PRP (Platelet Rich Plasma) Therapy is not new, but it is effective for a very diverse range of problems. It started to be used in the 12970s by dentists and then later it was used in open heart surgery. More traditionally, it has been used to heal sports injuries, but it has numerous other uses as well and there are still new uses being discovered.
PRP is not synthetic, it is actually derived from your own blood. Typically, the blood is taken from your arm and then placed in a centrifuge where it is spun down at high speeds, which separates the blood into different layers with the blood cells collecting at the bottom and the platelets collecting above it. This layer of platelets is then taken and spun down again resulting in the pure form of plasma. This plasma is packed with concentrated platelets, cytokines, mesenchymal stem cells, growth factors as well as other healing compounds that your body created naturally.
Platelets: these are components in your blood that form clots to stop bleeding.These platelets are the basic framework for rebuilding tissues. Within the platelets are things called storage factors (dense storage granules and "a" storage granules.
Dense storage granules: the components you see when you're starting to clot wound. Contained within the dense storage granules is adenosine triphosphate, which store the energy needed. There is also adenosine diphosphate, which helps to transfer energy between cells. There is also serotonin, which helps promote pain relief and finally, there is calcium, a mineral needed for cell regeneration.

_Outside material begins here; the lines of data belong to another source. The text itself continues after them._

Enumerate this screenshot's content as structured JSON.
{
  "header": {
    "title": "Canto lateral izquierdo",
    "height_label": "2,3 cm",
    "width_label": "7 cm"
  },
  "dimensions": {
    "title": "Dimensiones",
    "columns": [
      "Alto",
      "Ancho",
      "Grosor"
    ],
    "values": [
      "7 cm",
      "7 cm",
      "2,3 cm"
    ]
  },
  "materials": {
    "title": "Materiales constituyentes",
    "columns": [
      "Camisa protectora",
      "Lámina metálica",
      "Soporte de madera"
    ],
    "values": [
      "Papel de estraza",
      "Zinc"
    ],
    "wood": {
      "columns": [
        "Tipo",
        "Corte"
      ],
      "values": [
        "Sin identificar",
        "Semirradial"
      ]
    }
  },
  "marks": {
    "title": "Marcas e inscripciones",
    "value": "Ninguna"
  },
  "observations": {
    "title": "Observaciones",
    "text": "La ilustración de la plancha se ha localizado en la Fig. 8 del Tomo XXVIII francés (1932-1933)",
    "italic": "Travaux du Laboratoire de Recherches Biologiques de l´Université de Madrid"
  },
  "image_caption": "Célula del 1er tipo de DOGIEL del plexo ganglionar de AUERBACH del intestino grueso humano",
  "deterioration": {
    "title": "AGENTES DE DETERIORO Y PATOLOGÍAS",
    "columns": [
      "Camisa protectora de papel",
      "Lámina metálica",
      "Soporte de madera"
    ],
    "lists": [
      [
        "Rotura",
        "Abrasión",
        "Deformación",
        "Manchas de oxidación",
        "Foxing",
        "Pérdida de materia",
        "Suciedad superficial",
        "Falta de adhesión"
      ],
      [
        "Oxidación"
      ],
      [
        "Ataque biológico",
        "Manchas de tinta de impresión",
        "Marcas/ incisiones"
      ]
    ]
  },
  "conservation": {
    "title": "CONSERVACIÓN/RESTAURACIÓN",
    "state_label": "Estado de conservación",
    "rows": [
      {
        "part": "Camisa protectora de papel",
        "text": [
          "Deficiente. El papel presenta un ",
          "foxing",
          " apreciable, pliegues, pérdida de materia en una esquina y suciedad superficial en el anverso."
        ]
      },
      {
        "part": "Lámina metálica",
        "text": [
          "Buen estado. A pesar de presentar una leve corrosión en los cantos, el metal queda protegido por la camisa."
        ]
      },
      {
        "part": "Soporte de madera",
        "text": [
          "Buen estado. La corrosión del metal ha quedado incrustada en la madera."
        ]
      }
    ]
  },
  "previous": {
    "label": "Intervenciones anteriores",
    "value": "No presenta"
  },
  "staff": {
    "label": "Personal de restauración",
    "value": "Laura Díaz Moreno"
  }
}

"a" Storage Granules: assist in healing since they contain growth factors and cytokines, which act as messengers between cells.
Together, the granules work to heal injuries in 3 stages:
Proliferation (quick growth on new cells for healing)
Remodeling (to replace tissues that were damaged)
There are all several other components of PRP:
Vascular Endothelial Growth Factors (helps grow the cells that line the inside of your vasculature, blood vessels)
Epidermal Growth Factors (help with skin regeneration)
Transforming Growth Factors (creating formation of new cells)
Fibroblast Growth Factors (aids in rebuilding the collagen layer beneath the skin)
Hepatocyte Growth Factors (cells that repair the liver)
Insulin-like Growth Factors (involved in the creation of tissue and bones)
So, how does PRP work, and what can it be used for?
The PRP serum contains all the components included above and has approximately 8 times the growth factor found in normal blood plasma resulting in a much greater potential in healing wounds and healing them quickly.PRP can be used in acute (new) injury/pain, chronic injury/pain, hair treatment, acne scars, cosmetic surgery, musculoskeletal injuries (tendons, muscles), sports related injuries (elbows, knees, heels, ankles, aesthetics and a host of other things without fear of negative side effects.
Though costs can vary somewhat, it is typically covered by most insurance companies and is reasonably affordable for someone without insurance.